Terungkap! Isi Pertemuan 2 Jam Lebih Presiden Prabowo dan Jokowi di Kertanegara Bahas Masalah Kebangsaan
Mensesneg Prasetyo Hadi mengungkap detail Pertemuan Prabowo Jokowi di Kertanegara selama 2 jam lebih, membahas masalah kebangsaan dan masukan penting untuk masa depan.
Presiden terpilih Prabowo Subianto dan Presiden ke-7 Joko Widodo baru-baru ini menggelar pertemuan penting di kediaman pribadi Prabowo. Pertemuan ini berlangsung di Jalan Kertanegara, Jakarta, pada Sabtu (4/10) sekitar pukul 13.00 WIB, menjadi sorotan publik nasional.
Menteri Sekretaris Negara Prasetyo Hadi, yang juga Juru Bicara Presiden RI, mengonfirmasi detail pertemuan tersebut. Ia menjelaskan bahwa agenda utama adalah silaturahmi di antara dua pemimpin bangsa, menandai kesinambungan kepemimpinan di Indonesia.

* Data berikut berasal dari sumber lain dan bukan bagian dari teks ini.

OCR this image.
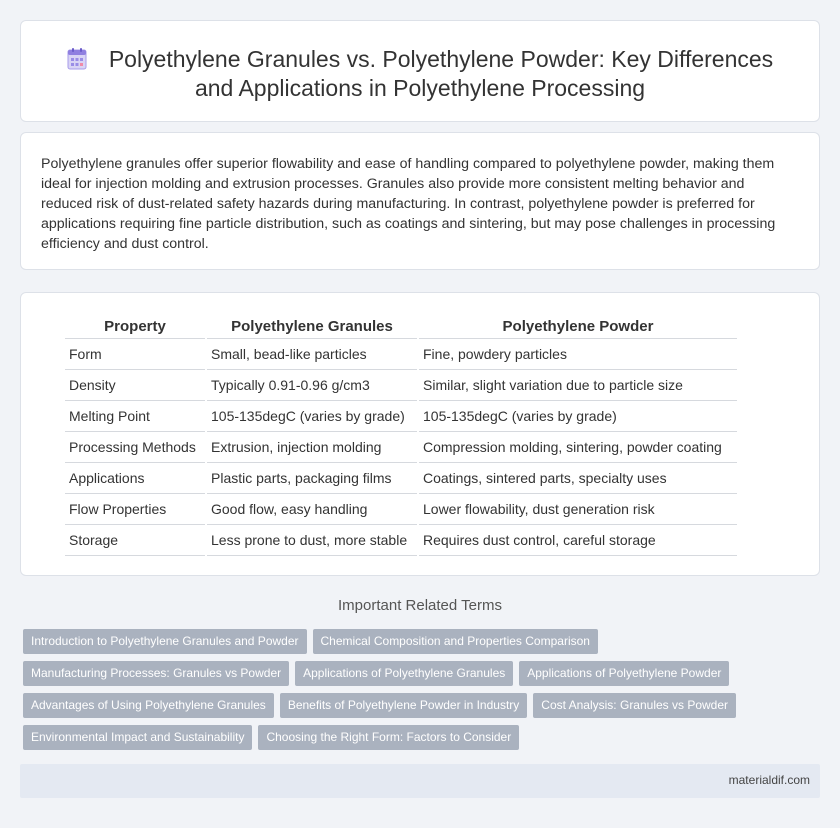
Polyethylene Granules vs. Polyethylene Powder: Key Differences
and Applications in Polyethylene Processing

Polyethylene granules offer superior flowability and ease of handling compared to polyethylene powder, making them ideal for injection molding and extrusion processes. Granules also provide more consistent melting behavior and reduced risk of dust-related safety hazards during manufacturing. In contrast, polyethylene powder is preferred for applications requiring fine particle distribution, such as coatings and sintering, but may pose challenges in processing efficiency and dust control.

Property	Polyethylene Granules	Polyethylene Powder
Form	Small, bead-like particles	Fine, powdery particles
Density	Typically 0.91-0.96 g/cm3	Similar, slight variation due to particle size
Melting Point	105-135degC (varies by grade)	105-135degC (varies by grade)
Processing Methods	Extrusion, injection molding	Compression molding, sintering, powder coating
Applications	Plastic parts, packaging films	Coatings, sintered parts, specialty uses
Flow Properties	Good flow, easy handling	Lower flowability, dust generation risk
Storage	Less prone to dust, more stable	Requires dust control, careful storage
Important Related Terms
Introduction to Polyethylene Granules and Powder Chemical Composition and Properties Comparison
Manufacturing Processes: Granules vs Powder Applications of Polyethylene Granules Applications of Polyethylene Powder
Advantages of Using Polyethylene Granules Benefits of Polyethylene Powder in Industry Cost Analysis: Granules vs Powder
Environmental Impact and Sustainability Choosing the Right Form: Factors to Consider
materialdif.com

Diskusi intensif selama lebih dari dua jam ini berfokus pada berbagai persoalan kebangsaan yang krusial, menunjukkan komitmen kedua tokoh terhadap masa depan negara. Presiden Jokowi juga memberikan sejumlah masukan berharga kepada Prabowo untuk kemajuan Indonesia ke depan.

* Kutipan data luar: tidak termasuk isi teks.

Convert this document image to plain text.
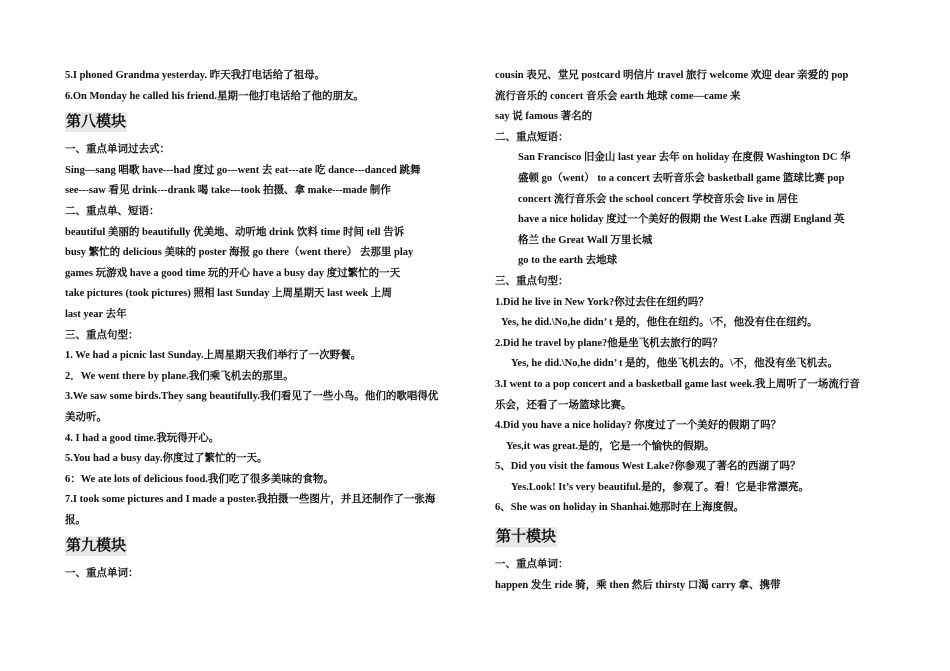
5.I phoned Grandma yesterday. 昨天我打电话给了祖母。

6.On Monday he called his friend.星期一他打电话给了他的朋友。

第八模块

一、重点单词过去式：

Sing—sang 唱歌 have---had 度过 go---went 去 eat---ate 吃 dance---danced 跳舞

see---saw 看见 drink---drank 喝 take---took 拍摄、拿 make---made 制作

二、重点单、短语：

beautiful 美丽的 beautifully 优美地、动听地 drink 饮料 time 时间 tell 告诉

busy 繁忙的 delicious 美味的 poster 海报 go there（went there） 去那里 play

games 玩游戏 have a good time 玩的开心 have a busy day 度过繁忙的一天

take pictures (took pictures) 照相 last Sunday 上周星期天 last week 上周

last year 去年

三、重点句型：

1. We had a picnic last Sunday.上周星期天我们举行了一次野餐。

2．We went there by plane.我们乘飞机去的那里。

3.We saw some birds.They sang beautifully.我们看见了一些小鸟。他们的歌唱得优

美动听。

4. I had a good time.我玩得开心。

5.You had a busy day.你度过了繁忙的一天。

6：We ate lots of delicious food.我们吃了很多美味的食物。

7.I took some pictures and I made a poster.我拍摄一些图片，并且还制作了一张海

报。

第九模块

一、重点单词：

cousin 表兄、堂兄 postcard 明信片 travel 旅行 welcome 欢迎 dear 亲爱的 pop

流行音乐的 concert 音乐会 earth 地球 come—came 来

say 说 famous 著名的

二、重点短语：

San Francisco 旧金山 last year 去年 on holiday 在度假 Washington DC 华

盛顿 go（went） to a concert 去听音乐会 basketball game 篮球比赛 pop

concert 流行音乐会 the school concert 学校音乐会 live in 居住

have a nice holiday 度过一个美好的假期 the West Lake 西湖 England 英

格兰 the Great Wall 万里长城

go to the earth 去地球

三、重点句型：

1.Did he live in New York?你过去住在纽约吗？

Yes, he did.\No,he didn’ t 是的，他住在纽约。\不，他没有住在纽约。

2.Did he travel by plane?他是坐飞机去旅行的吗？

Yes, he did.\No,he didn’ t 是的，他坐飞机去的。\不，他没有坐飞机去。

3.I went to a pop concert and a basketball game last week.我上周听了一场流行音

乐会，还看了一场篮球比赛。

4.Did you have a nice holiday? 你度过了一个美好的假期了吗？

Yes,it was great.是的，它是一个愉快的假期。

5、Did you visit the famous West Lake?你参观了著名的西湖了吗？

Yes.Look! It’s very beautiful.是的，参观了。看！它是非常漂亮。

6、She was on holiday in Shanhai.她那时在上海度假。

第十模块

一、重点单词：

happen 发生 ride 骑，乘 then 然后 thirsty 口渴 carry 拿、携带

Detail Pertemuan Dua Pemimpin
Mensesneg Prasetyo Hadi, yang akrab disapa Pras, menjelaskan bahwa Pertemuan Prabowo Jokowi di Kertanegara berlangsung selama lebih dari dua jam. "Yang pertama memang silaturahmi diantara dua pemimpin, Presiden Ke-7 dan Presiden Ke-8," kata Prasetyo Hadi kepada wartawan, Minggu (5/10).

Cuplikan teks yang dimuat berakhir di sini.